Research talk:Identification of Unsourced Statements

From Meta, a Wikimedia project coordination wiki
Jump to navigation Jump to search

Assumption on direction of mistakes[edit]

The text seems to assume that if anything we need more "citation needed" templates, but in reality we might as well have too many. The same is true for the warnings on top of the articles. A common reason is that people adding sources, citations and footnotes, or even removing questionable text, don't remove the corresponding warnings. The test being proposed here is very complicated, while it would be rather simple to test existing templates and find how many would need to be removed. You can then probably find some reliable correlations (just like an article marked as stub is unlikely to be really a stub if it increased tenfold in size since being marked so). Nemo 19:00, 18 December 2017 (UTC)
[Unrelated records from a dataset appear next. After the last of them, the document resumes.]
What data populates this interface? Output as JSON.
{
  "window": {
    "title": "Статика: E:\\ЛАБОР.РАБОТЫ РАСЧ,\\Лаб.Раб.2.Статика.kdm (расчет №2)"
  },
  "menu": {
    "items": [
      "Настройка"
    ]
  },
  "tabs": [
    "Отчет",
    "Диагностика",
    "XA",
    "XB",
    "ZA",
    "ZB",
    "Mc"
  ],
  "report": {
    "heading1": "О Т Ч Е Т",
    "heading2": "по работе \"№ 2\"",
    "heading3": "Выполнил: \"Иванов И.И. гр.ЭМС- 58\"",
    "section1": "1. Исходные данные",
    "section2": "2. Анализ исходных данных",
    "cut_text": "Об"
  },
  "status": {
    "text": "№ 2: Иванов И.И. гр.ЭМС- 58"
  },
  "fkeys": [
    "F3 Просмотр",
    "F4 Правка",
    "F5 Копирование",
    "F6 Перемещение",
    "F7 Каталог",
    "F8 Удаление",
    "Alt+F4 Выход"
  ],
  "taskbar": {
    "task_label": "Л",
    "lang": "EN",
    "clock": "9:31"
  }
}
I believe the assumption is that we need a more scalable and dynamic way to be able to identify sentences that probably need citations. The potential applications of the model (which are beyond the scope of the current project) could include a tool that lets people go around adding citation needed tags all over the place, but that isn't the point of any of the applications that have been sketched out so far. Jmorgan (WMF) (talk) 22:47, 20 December 2017 (UTC)
Thanks for this comment! This is a great observation. And possibly, the tool could be used to help reduce the backlog of sentences flagged with a 'citation needed' tag. If successful, the tool would consist in a classifier that, given a sentence, can output 1) A positive (needing citation)/ negative (not needing citation) 'citation_needed' label 2) A condifence score reflecting how likely it is that the statement actually needs a citation. When running the classifier on sentences already flagged as 'citation needed', we could then a) recommend tag removal when the classifier does not the detect the sentence as needing citation b) rank the 'positive' sentences according to the confidence score, thus surfacing the sentences that definitely need to be sourced. --Miriam (WMF) (talk) 11:26, 21 December 2017 (UTC)

English Wikipedia[edit]

Is this about the English Wikipedia only? I read "Wikipedia" but I only see English Wikipedia links. Nemo 19:00, 18 December 2017 (UTC)
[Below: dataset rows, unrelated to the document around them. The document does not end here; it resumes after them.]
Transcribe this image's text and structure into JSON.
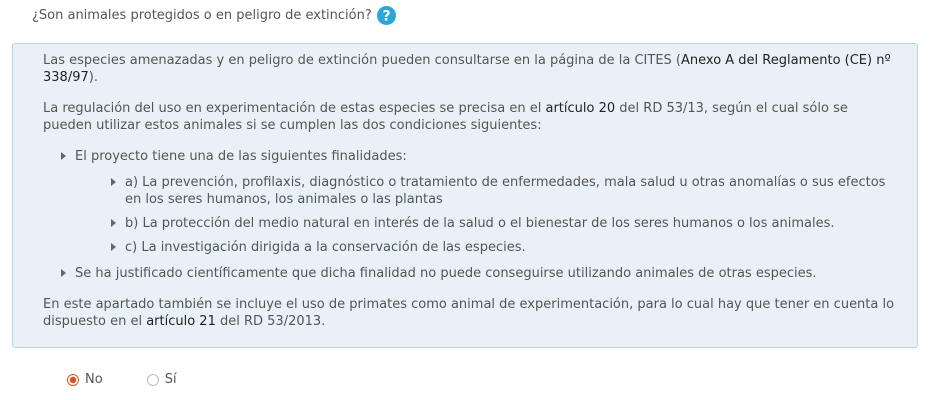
{
  "question": {
    "text": "¿Son animales protegidos o en peligro de extinción?",
    "help_icon": "question-circle-icon",
    "help_color": "#2aa6d8"
  },
  "info": {
    "p1_before": "Las especies amenazadas y en peligro de extinción pueden consultarse en la página de la CITES (",
    "p1_link": "Anexo A del Reglamento (CE) nº 338/97",
    "p1_after": ").",
    "p2_before": "La regulación del uso en experimentación de estas especies se precisa en el ",
    "p2_link": "artículo 20",
    "p2_after": " del RD 53/13, según el cual sólo se pueden utilizar estos animales si se cumplen las dos condiciones siguientes:",
    "bullet1": "El proyecto tiene una de las siguientes finalidades:",
    "sub_bullets": [
      "a) La prevención, profilaxis, diagnóstico o tratamiento de enfermedades, mala salud u otras anomalías o sus efectos en los seres humanos, los animales o las plantas",
      "b) La protección del medio natural en interés de la salud o el bienestar de los seres humanos o los animales.",
      "c) La investigación dirigida a la conservación de las especies."
    ],
    "bullet2": "Se ha justificado científicamente que dicha finalidad no puede conseguirse utilizando animales de otras especies.",
    "p3_before": "En este apartado también se incluye el uso de primates como animal de experimentación, para lo cual hay que tener en cuenta lo dispuesto en el ",
    "p3_link": "artículo 21",
    "p3_after": " del RD 53/2013."
  },
  "options": {
    "no_label": "No",
    "si_label": "Sí",
    "selected": "No"
  }
}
See Research:Identification_of_Unsourced_Statements#Proposed_Solution. Model is intended to work across languages. Research:Identification_of_Unsourced_Statements/Labeling_Pilot_planning has more information. Jmorgan (WMF) (talk) 22:42, 20 December 2017 (UTC)
Please also see Research:Identification_of_Unsourced_Statements/Labeling_Pilot_planning for more details on how to annotate multilingual data for this task. --Miriam (WMF) (talk) 11:29, 21 December 2017 (UTC)